Но каково бы там ни было в самом деле его происхождение, он оказался как нельзя более отвечающим тому назначению, какое желала ему дать бабушка. Gigot был человек в некоторых отношениях удивительный: он болтал с детьми с утра и до вечера и, скоро овладев их расположением, быстро приучил их бегло говорить с собою по-французски. Кроме того, он был совершенно безвреден: в этом отношении он даже превзошел все ожидания княгини, которая, несмотря на рекомендацию графа, принимая в дом monsieur Gigot, положила себе правилом следить за всяким его словом, «чтобы не наговорил детям глупостей». Очень скоро она убедилась, что это совершенно напрасно: все ее опасения в этом роде не имели никакого места.
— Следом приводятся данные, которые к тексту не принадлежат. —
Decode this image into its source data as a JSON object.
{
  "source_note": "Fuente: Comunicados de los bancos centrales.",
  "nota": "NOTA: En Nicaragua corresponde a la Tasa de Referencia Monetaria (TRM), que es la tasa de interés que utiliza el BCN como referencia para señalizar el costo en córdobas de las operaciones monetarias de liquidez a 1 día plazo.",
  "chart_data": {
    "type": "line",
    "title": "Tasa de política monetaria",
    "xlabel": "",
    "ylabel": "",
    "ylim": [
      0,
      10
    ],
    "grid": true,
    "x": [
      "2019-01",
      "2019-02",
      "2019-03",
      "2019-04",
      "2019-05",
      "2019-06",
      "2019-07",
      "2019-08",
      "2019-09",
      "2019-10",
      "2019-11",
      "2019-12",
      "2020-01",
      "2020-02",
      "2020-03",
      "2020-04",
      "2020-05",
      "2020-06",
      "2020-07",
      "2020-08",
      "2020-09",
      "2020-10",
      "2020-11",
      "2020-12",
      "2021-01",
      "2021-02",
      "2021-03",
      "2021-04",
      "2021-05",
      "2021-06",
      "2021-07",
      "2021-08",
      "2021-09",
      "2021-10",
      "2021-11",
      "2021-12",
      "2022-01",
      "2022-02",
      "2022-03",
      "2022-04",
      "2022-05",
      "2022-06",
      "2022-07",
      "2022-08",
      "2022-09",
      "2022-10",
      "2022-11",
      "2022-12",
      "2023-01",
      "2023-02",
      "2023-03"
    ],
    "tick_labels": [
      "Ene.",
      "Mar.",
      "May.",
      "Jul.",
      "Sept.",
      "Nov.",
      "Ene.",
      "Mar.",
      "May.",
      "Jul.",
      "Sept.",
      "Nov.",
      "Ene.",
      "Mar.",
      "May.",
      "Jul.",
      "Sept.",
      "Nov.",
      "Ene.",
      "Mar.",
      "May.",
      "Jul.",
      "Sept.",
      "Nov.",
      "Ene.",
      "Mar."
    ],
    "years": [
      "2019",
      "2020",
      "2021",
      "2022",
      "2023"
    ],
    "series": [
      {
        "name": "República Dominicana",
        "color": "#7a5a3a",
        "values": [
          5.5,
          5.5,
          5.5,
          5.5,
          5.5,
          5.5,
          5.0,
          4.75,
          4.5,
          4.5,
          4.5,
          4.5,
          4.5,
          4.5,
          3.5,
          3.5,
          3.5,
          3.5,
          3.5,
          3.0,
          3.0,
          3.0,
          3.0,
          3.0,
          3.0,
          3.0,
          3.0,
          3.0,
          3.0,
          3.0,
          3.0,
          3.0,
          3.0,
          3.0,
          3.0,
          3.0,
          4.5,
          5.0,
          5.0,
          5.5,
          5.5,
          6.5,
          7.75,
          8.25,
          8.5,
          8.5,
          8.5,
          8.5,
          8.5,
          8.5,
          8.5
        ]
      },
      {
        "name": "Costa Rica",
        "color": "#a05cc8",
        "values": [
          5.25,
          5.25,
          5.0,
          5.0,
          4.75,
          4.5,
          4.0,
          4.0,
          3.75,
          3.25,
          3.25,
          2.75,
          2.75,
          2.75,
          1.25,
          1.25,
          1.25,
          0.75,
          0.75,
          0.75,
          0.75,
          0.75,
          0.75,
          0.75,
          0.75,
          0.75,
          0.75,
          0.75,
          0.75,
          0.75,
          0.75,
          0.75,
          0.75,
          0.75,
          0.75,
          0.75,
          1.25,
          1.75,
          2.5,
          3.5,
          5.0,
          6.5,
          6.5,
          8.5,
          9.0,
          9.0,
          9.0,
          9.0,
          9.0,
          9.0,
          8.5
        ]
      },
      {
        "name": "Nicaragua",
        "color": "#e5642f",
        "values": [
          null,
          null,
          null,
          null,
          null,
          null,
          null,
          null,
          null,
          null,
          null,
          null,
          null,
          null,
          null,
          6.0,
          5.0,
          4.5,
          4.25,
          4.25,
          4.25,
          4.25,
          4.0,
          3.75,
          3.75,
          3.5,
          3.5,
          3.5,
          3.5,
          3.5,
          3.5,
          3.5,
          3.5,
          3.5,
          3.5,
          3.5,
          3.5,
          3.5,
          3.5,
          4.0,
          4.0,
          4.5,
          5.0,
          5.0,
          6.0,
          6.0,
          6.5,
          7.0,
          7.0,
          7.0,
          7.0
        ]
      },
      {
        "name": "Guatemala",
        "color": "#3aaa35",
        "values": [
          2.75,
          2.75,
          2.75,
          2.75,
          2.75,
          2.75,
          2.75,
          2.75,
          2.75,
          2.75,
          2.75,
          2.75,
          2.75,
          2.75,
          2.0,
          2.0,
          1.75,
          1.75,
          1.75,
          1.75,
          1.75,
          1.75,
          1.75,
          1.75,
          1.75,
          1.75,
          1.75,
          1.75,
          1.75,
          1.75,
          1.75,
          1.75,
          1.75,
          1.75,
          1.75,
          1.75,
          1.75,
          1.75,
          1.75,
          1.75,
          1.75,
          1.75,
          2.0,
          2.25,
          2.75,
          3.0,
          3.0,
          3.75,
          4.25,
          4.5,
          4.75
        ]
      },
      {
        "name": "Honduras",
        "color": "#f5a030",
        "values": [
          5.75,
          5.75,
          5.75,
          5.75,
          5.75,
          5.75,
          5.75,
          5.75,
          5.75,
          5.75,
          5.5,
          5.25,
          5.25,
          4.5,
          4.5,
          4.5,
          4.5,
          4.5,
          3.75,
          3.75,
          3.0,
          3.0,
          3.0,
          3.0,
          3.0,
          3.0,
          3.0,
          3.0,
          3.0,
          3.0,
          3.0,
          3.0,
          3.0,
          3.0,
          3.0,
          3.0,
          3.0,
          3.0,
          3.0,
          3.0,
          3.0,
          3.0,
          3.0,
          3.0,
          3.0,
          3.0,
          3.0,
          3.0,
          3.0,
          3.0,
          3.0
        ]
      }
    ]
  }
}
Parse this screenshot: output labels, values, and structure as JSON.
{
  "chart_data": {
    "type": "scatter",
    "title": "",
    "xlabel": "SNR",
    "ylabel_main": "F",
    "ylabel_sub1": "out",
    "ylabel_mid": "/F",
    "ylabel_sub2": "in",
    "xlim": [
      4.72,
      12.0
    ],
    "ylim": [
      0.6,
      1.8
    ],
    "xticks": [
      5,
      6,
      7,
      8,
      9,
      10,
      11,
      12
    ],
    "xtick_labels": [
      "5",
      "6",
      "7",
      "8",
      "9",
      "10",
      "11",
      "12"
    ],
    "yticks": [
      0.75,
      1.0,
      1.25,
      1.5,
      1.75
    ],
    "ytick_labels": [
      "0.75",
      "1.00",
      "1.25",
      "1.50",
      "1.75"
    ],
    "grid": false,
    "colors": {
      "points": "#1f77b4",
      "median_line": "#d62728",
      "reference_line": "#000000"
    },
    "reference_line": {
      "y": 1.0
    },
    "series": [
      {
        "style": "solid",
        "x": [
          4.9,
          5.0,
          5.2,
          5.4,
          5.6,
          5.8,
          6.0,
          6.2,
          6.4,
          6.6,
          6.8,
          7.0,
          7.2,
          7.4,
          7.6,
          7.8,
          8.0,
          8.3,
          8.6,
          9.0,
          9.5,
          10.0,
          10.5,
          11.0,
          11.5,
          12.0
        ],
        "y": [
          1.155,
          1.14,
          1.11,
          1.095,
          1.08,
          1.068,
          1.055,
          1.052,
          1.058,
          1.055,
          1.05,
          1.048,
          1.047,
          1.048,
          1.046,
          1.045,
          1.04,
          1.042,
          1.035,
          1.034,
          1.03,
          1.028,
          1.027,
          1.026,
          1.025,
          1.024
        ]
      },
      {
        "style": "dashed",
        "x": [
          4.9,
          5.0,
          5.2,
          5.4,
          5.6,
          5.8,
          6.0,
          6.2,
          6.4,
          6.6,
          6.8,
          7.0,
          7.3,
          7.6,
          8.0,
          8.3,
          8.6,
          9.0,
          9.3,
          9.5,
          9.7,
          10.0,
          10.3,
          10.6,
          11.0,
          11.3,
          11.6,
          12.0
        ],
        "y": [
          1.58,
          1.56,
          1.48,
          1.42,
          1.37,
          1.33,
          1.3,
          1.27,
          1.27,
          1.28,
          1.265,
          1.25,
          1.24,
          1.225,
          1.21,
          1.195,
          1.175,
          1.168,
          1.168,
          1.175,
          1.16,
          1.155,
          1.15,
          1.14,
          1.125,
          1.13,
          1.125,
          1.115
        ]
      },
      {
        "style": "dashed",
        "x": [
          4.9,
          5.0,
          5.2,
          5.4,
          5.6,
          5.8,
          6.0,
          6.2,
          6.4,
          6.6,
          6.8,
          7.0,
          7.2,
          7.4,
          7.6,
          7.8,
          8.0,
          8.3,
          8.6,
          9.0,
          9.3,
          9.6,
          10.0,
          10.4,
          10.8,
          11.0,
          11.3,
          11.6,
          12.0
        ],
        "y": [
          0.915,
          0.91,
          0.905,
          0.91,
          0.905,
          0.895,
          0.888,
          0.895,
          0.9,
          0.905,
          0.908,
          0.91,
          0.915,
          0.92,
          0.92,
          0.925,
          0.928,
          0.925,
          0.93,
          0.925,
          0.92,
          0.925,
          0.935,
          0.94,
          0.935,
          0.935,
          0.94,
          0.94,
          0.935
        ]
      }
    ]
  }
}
Gigot говорил целые дни, и когда он говорил, княгиня слышала какие-то слова, пожалуй, даже интересные, иногда он даже что-то объяснял, и довольно толково, но чуть только он кончал свою речь и княгине хотелось обдумать, что такое он оказал, как она уже не находила во всем им сказанном никакого содержания. Княгиня в этом затруднении не раз пыталась переспросить Gigot: как он понимает то, что сейчас сам объяснял? Но он, обыкновенно, не мог повторить сказанного, и бабушка с удивлением говорила:
— Преудивительного француза я себе, способного к детям, достала: так говорлив, что сам не помнит, о чем, как скворец, болтает, и выходит от него практика языка большая, а мыслей никаких, и притом вежлив и со двора без спроса не ходит.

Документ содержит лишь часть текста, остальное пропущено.